Visually Analyze SHAP Plots to Diagnose Misclassifications in ML-based Intrusion Detection

TL;DR

This paper introduces a visual analysis method using overlapping SHAP plots to help security analysts diagnose false positives and negatives in ML-based intrusion detection systems, improving decision-making accuracy.

Contribution

It presents a novel explainable AI approach with visual SHAP plot analysis to identify misclassifications in intrusion detection, aiding analyst decision-making.

Findings

Effective identification of false positives and negatives using SHAP plots

Guidance for analysts on interpreting visual explanations

Validated on multiple network traffic datasets

Abstract

Intrusion detection has been a commonly adopted detective security measures to safeguard systems and networks from various threats. A robust intrusion detection system (IDS) can essentially mitigate threats by providing alerts. In networks based IDS, typically we deal with cyber threats like distributed denial of service (DDoS), spoofing, reconnaissance, brute-force, botnets, and so on. In order to detect these threats various machine learning (ML) and deep learning (DL) models have been proposed. However, one of the key challenges with these predictive approaches is the presence of false positive (FP) and false negative (FN) instances. This FPs and FNs within any black-box intrusion detection system (IDS) make the decision-making task of an analyst further complicated.
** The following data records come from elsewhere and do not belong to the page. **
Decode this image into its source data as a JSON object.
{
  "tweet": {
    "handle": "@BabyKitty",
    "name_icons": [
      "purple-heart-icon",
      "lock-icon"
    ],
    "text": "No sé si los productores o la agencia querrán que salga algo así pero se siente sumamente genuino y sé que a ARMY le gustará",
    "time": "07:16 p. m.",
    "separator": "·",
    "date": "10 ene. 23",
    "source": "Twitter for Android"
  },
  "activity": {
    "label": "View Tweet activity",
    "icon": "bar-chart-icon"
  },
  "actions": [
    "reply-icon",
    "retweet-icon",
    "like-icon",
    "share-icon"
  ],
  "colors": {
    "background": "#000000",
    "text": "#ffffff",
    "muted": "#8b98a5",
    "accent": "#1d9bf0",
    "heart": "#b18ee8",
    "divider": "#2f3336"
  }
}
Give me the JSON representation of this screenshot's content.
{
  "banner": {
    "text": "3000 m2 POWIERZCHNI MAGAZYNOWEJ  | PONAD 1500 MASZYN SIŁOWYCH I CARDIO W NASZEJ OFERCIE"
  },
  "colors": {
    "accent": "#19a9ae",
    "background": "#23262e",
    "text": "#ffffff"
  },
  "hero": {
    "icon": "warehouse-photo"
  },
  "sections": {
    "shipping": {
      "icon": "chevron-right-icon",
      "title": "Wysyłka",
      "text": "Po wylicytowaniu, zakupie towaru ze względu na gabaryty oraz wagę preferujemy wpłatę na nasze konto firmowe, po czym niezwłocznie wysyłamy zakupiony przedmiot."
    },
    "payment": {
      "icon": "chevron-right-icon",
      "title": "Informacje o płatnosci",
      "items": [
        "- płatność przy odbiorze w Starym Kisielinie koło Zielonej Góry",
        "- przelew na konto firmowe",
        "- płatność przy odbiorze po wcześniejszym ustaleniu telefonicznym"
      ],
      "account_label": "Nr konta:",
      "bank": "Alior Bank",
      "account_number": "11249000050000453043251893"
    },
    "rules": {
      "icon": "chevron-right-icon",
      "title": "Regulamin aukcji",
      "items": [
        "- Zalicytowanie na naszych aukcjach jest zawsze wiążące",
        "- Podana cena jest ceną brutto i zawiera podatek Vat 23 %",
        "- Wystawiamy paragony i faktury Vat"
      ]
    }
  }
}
In this paper, we propose an explainable artificial intelligence (XAI) based visual analysis approach using overlapping SHAP plots that presents the feature explanation to identify potential false positive and false negatives in IDS. Our approach can further provide guidance to security analysts for effective decision-making. We present case study with multiple publicly available network traffic datasets to showcase the efficacy of our approach for identifying false positive and false negative instances. Our use-case scenarios provide clear guidance for analysts on how to use the visual analysis approach for reliable course-of-actions against such threats.